ANIMATED SHORT NOMINEES (from best to worst)
World of Tomorrow (Don Herzfeldt; USA)
We Can’t Live Without Cosmos (Konstantin Bronzit; Russia)
I already raved about both of these films last October in my review of the 17th Annual Animation Show of Shows, so it’s no surprise that they’re far and away the class of this field. Herzfeldt’s bleakly hopeful World of Tomorrow is unique among the nominees in its verbosity and wide-ranging ideas – the rest of them are basically one-track-minded silent films. We Can’t Live Without Cosmos, a clever, heartbreaking and efficiently told story of best friends and possible lovers training to become cosmonauts, is easily the best of these silents, all clean visual and narrative lines.
Bear Story (Gabriel Osorio Vargas; Chile)
Mythic and bittersweet, this one is about an aging bear who shares his life story through an impossibly intricate mechanical diorama. We see the bear ripped away from his family by evil circus masters (an obvious but effective symbol for the dictatorial oppression of Pinochet) and forced to perform increasingly dangerous and demeaning stunts. Slight and sweet.

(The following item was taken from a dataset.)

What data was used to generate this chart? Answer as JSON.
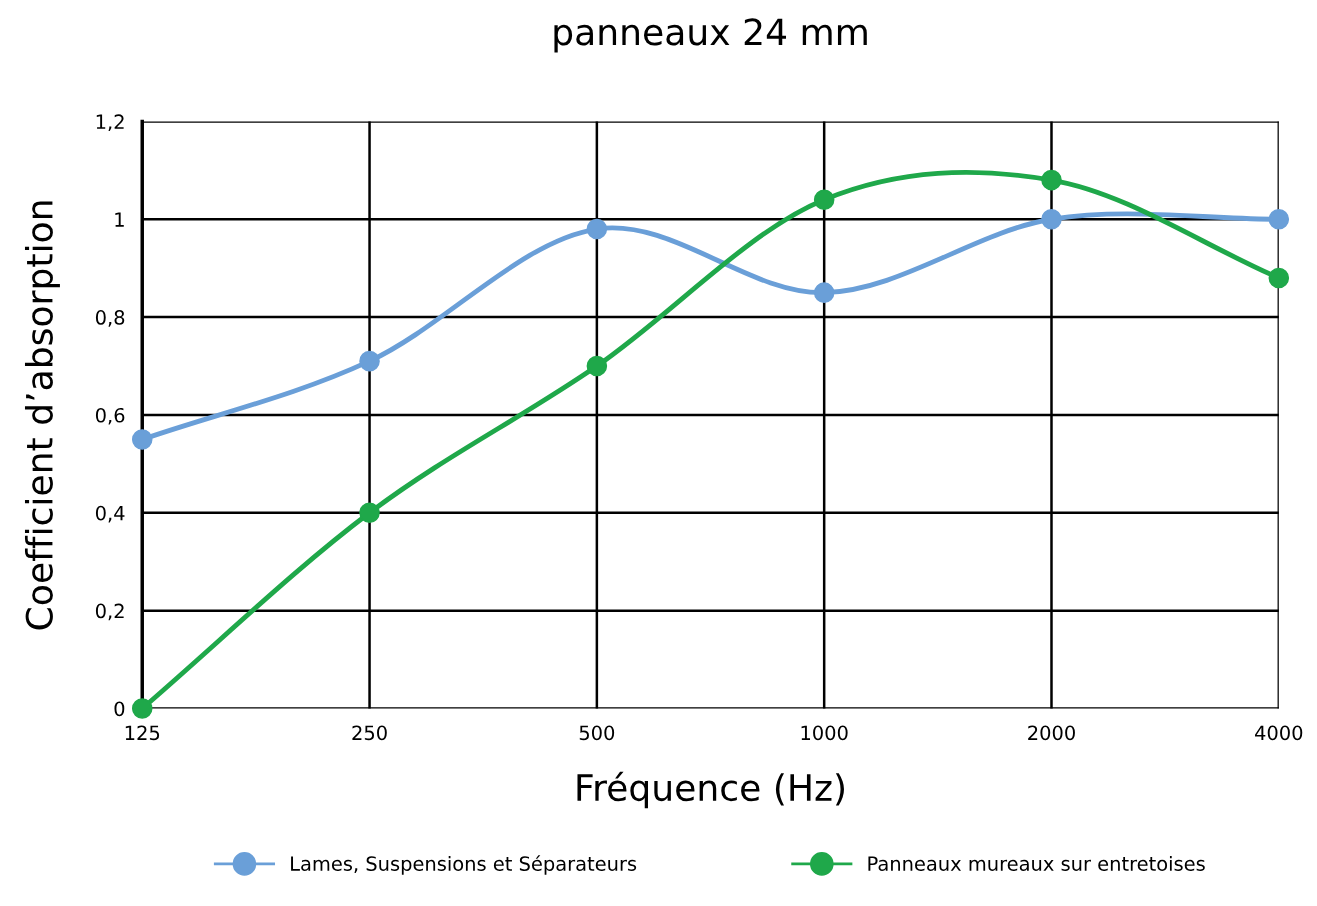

Prologue (Richard Williams; UK)
An interesting use of space here, as the frame swoops around and over a few menacing figures, seemingly uncertain whether they’re fighting each other or some unseen, off-page enemy. The comic book-style pencil drawings look like something my friend Tim would have passed me in a high school math class, so it’s got that going for it, but mostly this feels like a half-realized exercise. A last-second twinge of conscience hurts more than it helps, especially since it arrives right after someone gets stabbed in the asshole.
Sanjay’s Super Team (Sanjay Patel; USA)
The obligatory Pixar entry, this one played before The Good Dinosaur during its theatrical run, so you probably didn’t see it (domestic box office zing!). It’s a heartfelt, colorful, semi-autobiographical story about bridging cultural and generational gaps…so why didn’t I like it very much? Probably because the intersection of religious fervor and comic book fandom sits about as far away from my own heartstrings as you can get.
Live-Action Short Nominees (ranked from best to worst)
Everything Will Be Okay (Patrick Vollrath; Germany/Austria)
Clocking in at exactly 30 minutes, this is the longest of the shorts, and also the best. A mini-Dardenne slice of banal desperation, fully realized from innocuous start to devastating finish. It stars Simon Schwarz as a divorced father spoiling his young daughter over their joint custody weekend, although it doesn’t take long to realize that his goals are far scarier. Only 30 years old, writer-director Patrick Vollrath is already a prolific director of short films (according to his IMDB page, this is his seventh), and he’s a filmmaker I plan to keep an eye on.
Ave Maria (Basil Khalil; Palestine/France/Germany)
In a largely grim field, an irresistible morsel of irreverent levity. An Israeli family crashes their car outside of a convent on the Palestine border, setting off a series of events that causes both Jews and Catholics to abandon their religious convictions. Ave Maria offers 15 minutes of nonstop sight gags (a beheaded Virgin Mary statue bleeding oil; holy water poured into a carburetor) and relentless energy without ever breaking a sweat. It’s a blast.
Shok (Jamie Donoughue; UK/Kosovo)
An emotionally resonant but weirdly impersonal memory piece about an abandoned bicycle that inspires a flashback to a charged childhood memory. Most of the film takes place in Kosovo during the 1990s, when ethnic tensions between Albanians and Serbs escalated into war, but the story revolves around the severely tested friendship of two Albanian boys caught in the middle. A good story, well-acted and directed, but the script is a mess, simultaneously underwritten and overwritten.
Stutterer (Benjamin Cleary; UK)
A likable but uneven romantic comedy about a lonely young man with a speech impediment, and the anxiety he feels over meeting his online girlfriend for the first time. At times a funny and observant character study, at others an insufferably narcissistic shoegazer. Maybe it’s just weird to me that anyone would want to become the next Richard Curtis, as Cleary clearly does.
Day One (Henry Hughes; USA)
The only film of the ten that I would call “bad,” a grossly slick war movie about a female military interpreter’s hellish first day on the job. There are some impressive shots, but it feels like Hughes only made this to prove that he could direct the films that Marc Forster and James Mangold reject.